Le dossier, enregistré le 17 août 2026 sous le numéro ARB(AF)/26/3, oppose officiellement la Libyan Foreign Bank au Burkina Faso. La procédure est actuellement pendante.
⚖️ Une bataille autour de la Banque Commerciale du Burkina
Au cœur de cette affaire : la Banque Commerciale du Burkina (BCB), établissement dans lequel la Libyan Foreign Bank détenait une participation de 50 % aux côtés de la partie burkinabè.
Le gouvernement burkinabè avait décidé de mettre fin à la convention encadrant la BCB en décembre 2023, avant de procéder à la nationalisation complète de l’établissement en mai 2024. À l’époque, Ouagadougou justifiait sa décision par les difficultés rencontrées par la banque et estimait avoir fourni d’importants efforts pour soutenir son fonctionnement.
Le ministère burkinabè des Finances avait notamment affirmé que l’État avait participé à plusieurs opérations de recapitalisation et mobilisé d’importants dépôts de sociétés publiques afin de permettre à la banque de poursuivre ses activités.
🇱🇾 La Libyan Foreign Bank conteste la décision
De son côté, la banque publique libyenne rejette les accusations formulées à son encontre.
La LFB soutient avoir respecté ses engagements ainsi que les règles applicables à l’activité bancaire régionale. Dès 2024, elle avait contesté la légalité de la reprise de sa participation dans la BCB et dénoncé une violation des accords qui encadraient le partenariat.
Avec la saisine du CIRDI, le différend prend désormais une dimension judiciaire internationale.
💰 Une possible bataille financière
La procédure devra notamment déterminer si le CIRDI est compétent pour examiner le différend et, sur le fond, si les mesures prises par le Burkina Faso ont porté atteinte aux droits de l’investisseur libyen.
Une question pourrait alors devenir centrale : le Burkina Faso devra-t-il indemniser la partie libyenne pour la perte de sa participation dans la BCB ?
Pour l’heure, le montant des éventuels dommages et intérêts réclamés par la Libyan Foreign Bank n’a pas été rendu public. Aucune décision sur le fond n’a encore été rendue.
🔥 Un nouveau test pour la politique économique d’Ibrahim Traoré
Cette procédure intervient alors que le Burkina Faso affirme vouloir renforcer sa souveraineté économique et accroître le contrôle national sur des secteurs jugés stratégiques.
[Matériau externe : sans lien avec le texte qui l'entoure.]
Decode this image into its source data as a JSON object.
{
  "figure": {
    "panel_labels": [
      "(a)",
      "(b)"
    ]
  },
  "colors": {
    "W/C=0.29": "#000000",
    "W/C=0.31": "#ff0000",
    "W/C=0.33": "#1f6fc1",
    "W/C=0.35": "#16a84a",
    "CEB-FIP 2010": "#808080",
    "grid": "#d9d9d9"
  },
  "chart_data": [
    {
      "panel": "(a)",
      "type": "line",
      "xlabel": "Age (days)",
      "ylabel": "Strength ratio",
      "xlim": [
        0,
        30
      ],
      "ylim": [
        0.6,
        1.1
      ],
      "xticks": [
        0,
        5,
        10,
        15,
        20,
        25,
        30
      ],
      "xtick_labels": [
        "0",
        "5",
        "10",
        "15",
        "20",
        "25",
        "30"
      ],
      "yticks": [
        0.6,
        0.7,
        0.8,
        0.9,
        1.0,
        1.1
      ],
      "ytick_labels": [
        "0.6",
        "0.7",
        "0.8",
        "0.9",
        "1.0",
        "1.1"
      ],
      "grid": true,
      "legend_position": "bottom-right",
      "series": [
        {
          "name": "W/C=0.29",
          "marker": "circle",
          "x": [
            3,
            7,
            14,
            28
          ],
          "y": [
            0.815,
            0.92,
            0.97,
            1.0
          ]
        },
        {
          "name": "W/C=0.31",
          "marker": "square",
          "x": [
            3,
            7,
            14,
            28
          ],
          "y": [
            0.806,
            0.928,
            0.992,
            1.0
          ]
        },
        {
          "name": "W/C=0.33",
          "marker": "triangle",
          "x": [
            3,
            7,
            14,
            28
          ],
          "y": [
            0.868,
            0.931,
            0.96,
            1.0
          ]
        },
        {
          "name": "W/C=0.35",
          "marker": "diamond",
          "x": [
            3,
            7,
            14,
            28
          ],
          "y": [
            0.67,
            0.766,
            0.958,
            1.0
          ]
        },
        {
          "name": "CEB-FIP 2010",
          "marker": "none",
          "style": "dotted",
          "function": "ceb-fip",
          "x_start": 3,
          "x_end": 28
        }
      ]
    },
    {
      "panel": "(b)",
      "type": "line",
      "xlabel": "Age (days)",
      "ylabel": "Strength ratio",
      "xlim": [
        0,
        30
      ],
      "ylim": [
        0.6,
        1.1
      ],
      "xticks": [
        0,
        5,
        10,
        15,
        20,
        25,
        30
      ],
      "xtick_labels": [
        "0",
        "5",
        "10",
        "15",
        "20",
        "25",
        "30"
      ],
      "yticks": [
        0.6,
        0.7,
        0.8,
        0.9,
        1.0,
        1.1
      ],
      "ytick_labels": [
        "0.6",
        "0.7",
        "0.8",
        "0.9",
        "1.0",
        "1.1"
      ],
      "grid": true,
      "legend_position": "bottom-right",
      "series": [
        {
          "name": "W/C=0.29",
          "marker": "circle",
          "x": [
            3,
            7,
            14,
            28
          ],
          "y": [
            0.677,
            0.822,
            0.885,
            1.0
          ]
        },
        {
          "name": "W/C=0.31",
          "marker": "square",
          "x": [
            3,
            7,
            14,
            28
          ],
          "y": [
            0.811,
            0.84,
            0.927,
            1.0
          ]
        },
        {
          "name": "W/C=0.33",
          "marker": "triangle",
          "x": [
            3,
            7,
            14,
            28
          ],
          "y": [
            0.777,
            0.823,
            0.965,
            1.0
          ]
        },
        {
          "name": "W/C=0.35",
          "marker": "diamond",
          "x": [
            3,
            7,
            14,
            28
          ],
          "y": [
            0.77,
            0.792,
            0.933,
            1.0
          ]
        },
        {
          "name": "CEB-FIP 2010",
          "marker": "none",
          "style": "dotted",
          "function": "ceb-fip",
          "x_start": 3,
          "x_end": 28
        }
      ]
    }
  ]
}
Pour Ouagadougou, la nationalisation de la BCB s’inscrivait dans une volonté de reprendre la maîtrise d’un établissement considéré comme important pour le financement de l’économie nationale. Pour la partie libyenne, en revanche, il s’agit d’une décision qui aurait porté atteinte à son investissement.
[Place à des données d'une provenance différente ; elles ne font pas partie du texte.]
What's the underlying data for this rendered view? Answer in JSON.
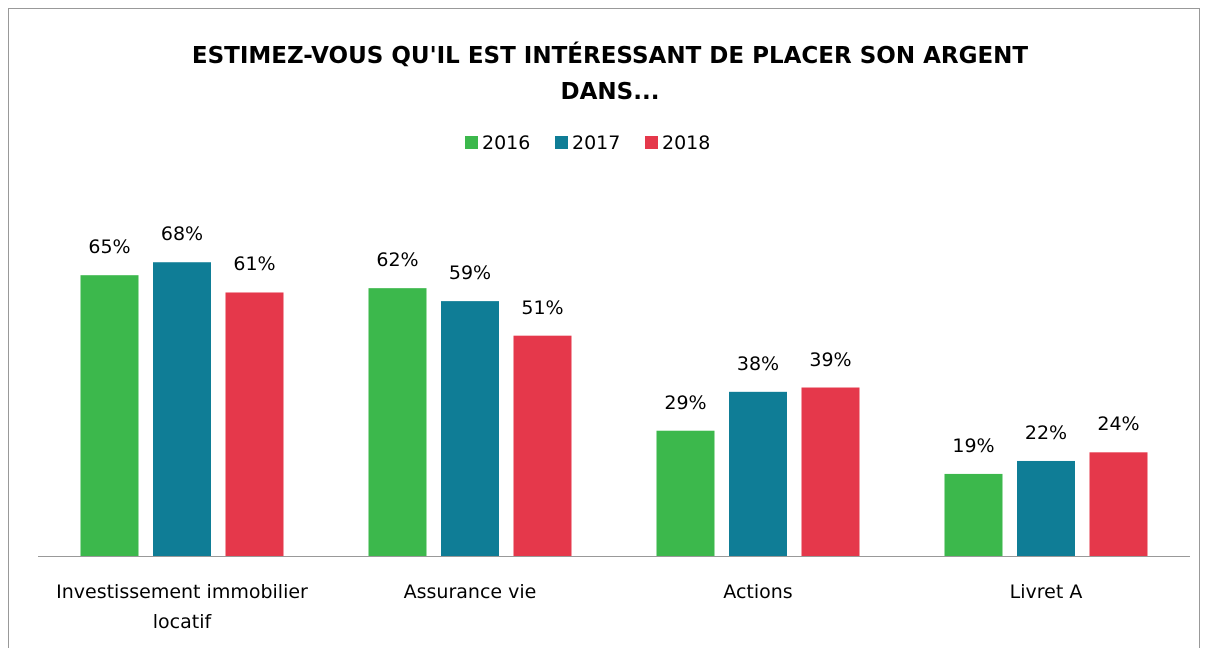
{
  "chart_data": {
    "type": "bar",
    "title": "ESTIMEZ-VOUS QU'IL EST INTÉRESSANT DE PLACER SON ARGENT DANS...",
    "categories": [
      "Investissement immobilier locatif",
      "Assurance vie",
      "Actions",
      "Livret A"
    ],
    "series": [
      {
        "name": "2016",
        "color": "#3cb84c",
        "values": [
          65,
          62,
          29,
          19
        ],
        "value_labels": [
          "65%",
          "62%",
          "29%",
          "19%"
        ]
      },
      {
        "name": "2017",
        "color": "#0f7d96",
        "values": [
          68,
          59,
          38,
          22
        ],
        "value_labels": [
          "68%",
          "59%",
          "38%",
          "22%"
        ]
      },
      {
        "name": "2018",
        "color": "#e5384b",
        "values": [
          61,
          51,
          39,
          24
        ],
        "value_labels": [
          "61%",
          "51%",
          "39%",
          "24%"
        ]
      }
    ],
    "legend": "top"
  }
}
Une bataille juridique internationale s’ouvre donc entre Ouagadougou et Tripoli. Son issue pourrait avoir des conséquences financières, mais également envoyer un signal aux investisseurs étrangers présents au Burkina Faso.
Pour l’instant, une chose est certaine : la nationalisation de la BCB, décidée en 2024, revient au premier plan deux ans plus tard, cette fois devant l’arbitrage international.